Aliens also wouldn’t come for our resources; we’ve largely used them all. But even if we hadn’t, they’d stop somewhere else first. Earth is a dismal little planet and the galaxy a very, very, very, very large place full of all of the same stuff that’s here but in much greater abundance.
The asteroid belt alone would be a better place to start, assuming all of the star systems between here and the alien home world had already been exhausted, which is incredibly unlikely for a race we have any hope of defeating.
You also have to consider the trade-offs. Because space is so vast, the energy required for interstellar travel is enormous. You would expend more simply getting here, even from a nearby star system, than you could hope to recoup from our little blue marble and its neighbors.
It’s analogous to you custom ordering a private jet so you could fly a specially trained crew to Africa and travel weeks into the bush simply to gorge yourself on one specific ant hill in the middle of nowhere, ignoring every other source of nourishment between here and there, including many other ant hills.
We make very expensive ants. We’re not that important.
Humans explore space out of curiosity. In other words, we’re looking for something that can’t be found here: answers.
But there is something here that exists nowhere else in the universe, a species of a genus that seems to be in very rare supply. Culture, our earth-specific ideas, arts, sciences, and modes of expression.
And that was my answer for the book. It seems to me an alien race capable of expanding across the stars would’ve long ago conquered every mundane problem, perhaps even death. If so, they would be very bored. They’d need something to watch.
FANTASMAGORIA takes place on a theme park world built by aliens from earth culture, from our myths and stories, which is why it’s peopled with dinosaurs and dragons and fairies and robots and gangsters and gods.
But they didn’t quite get it right, which is why the fairies are cannibal fairies and the gangsters have mechanical gunslingers and the ninjas are wereninjas. A thousand years after they’ve gotten bored with it, the planet has gone feral, which is where the story begins.

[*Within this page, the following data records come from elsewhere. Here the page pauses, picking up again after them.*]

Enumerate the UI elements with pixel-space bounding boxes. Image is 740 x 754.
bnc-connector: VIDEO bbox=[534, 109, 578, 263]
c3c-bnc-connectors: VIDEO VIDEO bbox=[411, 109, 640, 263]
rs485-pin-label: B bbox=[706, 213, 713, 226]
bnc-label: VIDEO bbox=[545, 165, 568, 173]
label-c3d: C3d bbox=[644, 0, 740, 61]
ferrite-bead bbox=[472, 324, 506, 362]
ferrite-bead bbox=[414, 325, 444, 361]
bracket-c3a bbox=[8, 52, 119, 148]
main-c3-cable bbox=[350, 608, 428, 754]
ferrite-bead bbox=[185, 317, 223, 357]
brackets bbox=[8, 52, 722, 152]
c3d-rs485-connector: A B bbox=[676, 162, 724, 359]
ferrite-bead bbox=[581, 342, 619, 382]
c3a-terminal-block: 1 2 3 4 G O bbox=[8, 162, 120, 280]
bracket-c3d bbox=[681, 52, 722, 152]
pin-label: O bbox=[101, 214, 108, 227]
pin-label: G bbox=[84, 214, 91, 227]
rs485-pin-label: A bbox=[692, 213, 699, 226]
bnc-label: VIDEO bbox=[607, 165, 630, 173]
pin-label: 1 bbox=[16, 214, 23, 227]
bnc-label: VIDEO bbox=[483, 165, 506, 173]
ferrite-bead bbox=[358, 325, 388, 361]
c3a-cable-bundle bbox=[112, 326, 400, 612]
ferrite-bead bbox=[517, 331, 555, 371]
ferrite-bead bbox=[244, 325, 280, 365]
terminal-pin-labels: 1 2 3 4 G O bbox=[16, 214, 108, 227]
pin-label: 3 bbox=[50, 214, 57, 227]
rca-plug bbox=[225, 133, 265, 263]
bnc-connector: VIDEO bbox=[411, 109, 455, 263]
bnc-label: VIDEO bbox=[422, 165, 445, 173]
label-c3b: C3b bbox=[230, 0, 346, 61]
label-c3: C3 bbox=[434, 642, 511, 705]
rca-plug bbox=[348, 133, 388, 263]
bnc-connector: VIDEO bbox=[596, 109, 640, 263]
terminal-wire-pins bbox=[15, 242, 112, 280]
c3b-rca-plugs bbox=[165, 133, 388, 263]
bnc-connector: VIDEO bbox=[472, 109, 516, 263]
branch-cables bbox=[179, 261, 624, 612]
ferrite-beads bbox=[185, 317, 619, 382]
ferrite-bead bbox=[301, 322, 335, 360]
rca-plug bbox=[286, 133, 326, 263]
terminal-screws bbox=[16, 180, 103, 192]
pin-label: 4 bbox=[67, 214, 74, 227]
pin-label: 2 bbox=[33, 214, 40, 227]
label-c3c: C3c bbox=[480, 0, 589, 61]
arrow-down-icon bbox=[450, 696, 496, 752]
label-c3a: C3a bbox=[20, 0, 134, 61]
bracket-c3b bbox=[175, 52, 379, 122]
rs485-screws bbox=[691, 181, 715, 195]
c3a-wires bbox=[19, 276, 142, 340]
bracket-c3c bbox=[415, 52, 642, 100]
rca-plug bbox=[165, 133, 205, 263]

There’s a quote from C.S. Lewis that I like — well, several really, but one specifically related, which I’ve shared before:
“When young people are just beginning to pass from the ranks of the many to those of the few, a ludicrous, but fortunately transient error may occur. The young person who has only recently discovered that there is in music something far more lastingly delightful than catchy tunes may go through a phase in which the mere occurrence of such a tune in any work makes him disdain it as ‘cheap.’ And another young man, at the same stage, may disdain as ‘sentimental’ any picture whose subject makes a ready appeal to the normal affections of the human mind. It is as if, having once discovered that there are other things to be demanded of a house than comfort, you then concluded that no comfortable house could be ‘good architecture.’
I have said this error is transient. I meant transient in real lovers of music or of painting. But in status seekers and devotees of culture it sometimes becomes a fixation.”